Jiwaku meronta, aku butuh engkau God,.
Aku akan hanyut dibawa arus pikiranku sendiri, tenangkan
jiwaku
Aku ingin tenang, aku ingin menemukan diriku, menemukan passionku, bukan karena aku butuh uang
dan aku bekerja, karena aku tidak menyukai ni, aku menemukan diriku saat aku travelling, menikmati matahari terbenam
dari belahan bumi yang lain, aku menemukan diriku saat aku mendaki gunung itu,
aku menemukan diriku saat aku tersesat dan berkelana, saat aku berani
menghadapi rasa takutku.
Something goes wrong
maybe? But it happen
Ataukah rasa pemberontak dalam diriku muncul?

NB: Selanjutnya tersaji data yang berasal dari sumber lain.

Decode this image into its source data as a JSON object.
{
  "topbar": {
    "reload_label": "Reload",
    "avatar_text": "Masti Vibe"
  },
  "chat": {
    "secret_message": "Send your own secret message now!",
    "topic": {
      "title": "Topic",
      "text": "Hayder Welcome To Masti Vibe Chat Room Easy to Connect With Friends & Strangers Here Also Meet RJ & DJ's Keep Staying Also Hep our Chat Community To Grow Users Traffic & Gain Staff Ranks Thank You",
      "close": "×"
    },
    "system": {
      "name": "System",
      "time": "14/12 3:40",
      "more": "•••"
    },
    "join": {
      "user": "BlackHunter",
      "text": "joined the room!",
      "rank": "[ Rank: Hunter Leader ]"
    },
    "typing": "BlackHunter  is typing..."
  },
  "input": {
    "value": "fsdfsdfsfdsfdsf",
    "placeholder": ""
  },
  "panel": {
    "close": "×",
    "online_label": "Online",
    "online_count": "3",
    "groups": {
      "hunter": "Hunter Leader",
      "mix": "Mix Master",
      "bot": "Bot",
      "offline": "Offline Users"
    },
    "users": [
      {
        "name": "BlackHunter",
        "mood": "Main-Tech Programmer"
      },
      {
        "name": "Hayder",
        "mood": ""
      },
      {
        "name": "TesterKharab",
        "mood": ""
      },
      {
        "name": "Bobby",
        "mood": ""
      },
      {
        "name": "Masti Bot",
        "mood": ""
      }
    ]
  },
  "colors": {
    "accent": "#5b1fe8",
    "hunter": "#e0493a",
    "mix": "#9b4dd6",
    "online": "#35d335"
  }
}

Ataukah aku mempunyai sesuatu yang lain dalam jiwaku,
sehingga aku jarang betah dengan aktivitas yang sama , dan kupikirkan lagi aku
belum mempunyai keahlian lain, seharusnya aku punya sehingga aku boleh
berkelana dari satu tempat ke tampat lain dengan bebas.
Dear Myself ,,beritahu
aku ketika kamu sudah lelah atau mungkin saat aku meminta berlebihan padamu,
ingatkan aku saaat semua udah benar tapi aku masih ingin berjalan, aku hanya
ingin berjalan lagi, entah kemana, berjalan lagi, mengembara lagi, berkeliling
melihat kehidupan dibelahan bumi yang lain, tersenyum, tertawa dan pulang. Sesuatu
yang tidak tahu apa, yang akan membuatku berhenti dan mencintai dengan tetap,
entah apa yang akan membuatku mencintai hal sama dengan berulang-ulang.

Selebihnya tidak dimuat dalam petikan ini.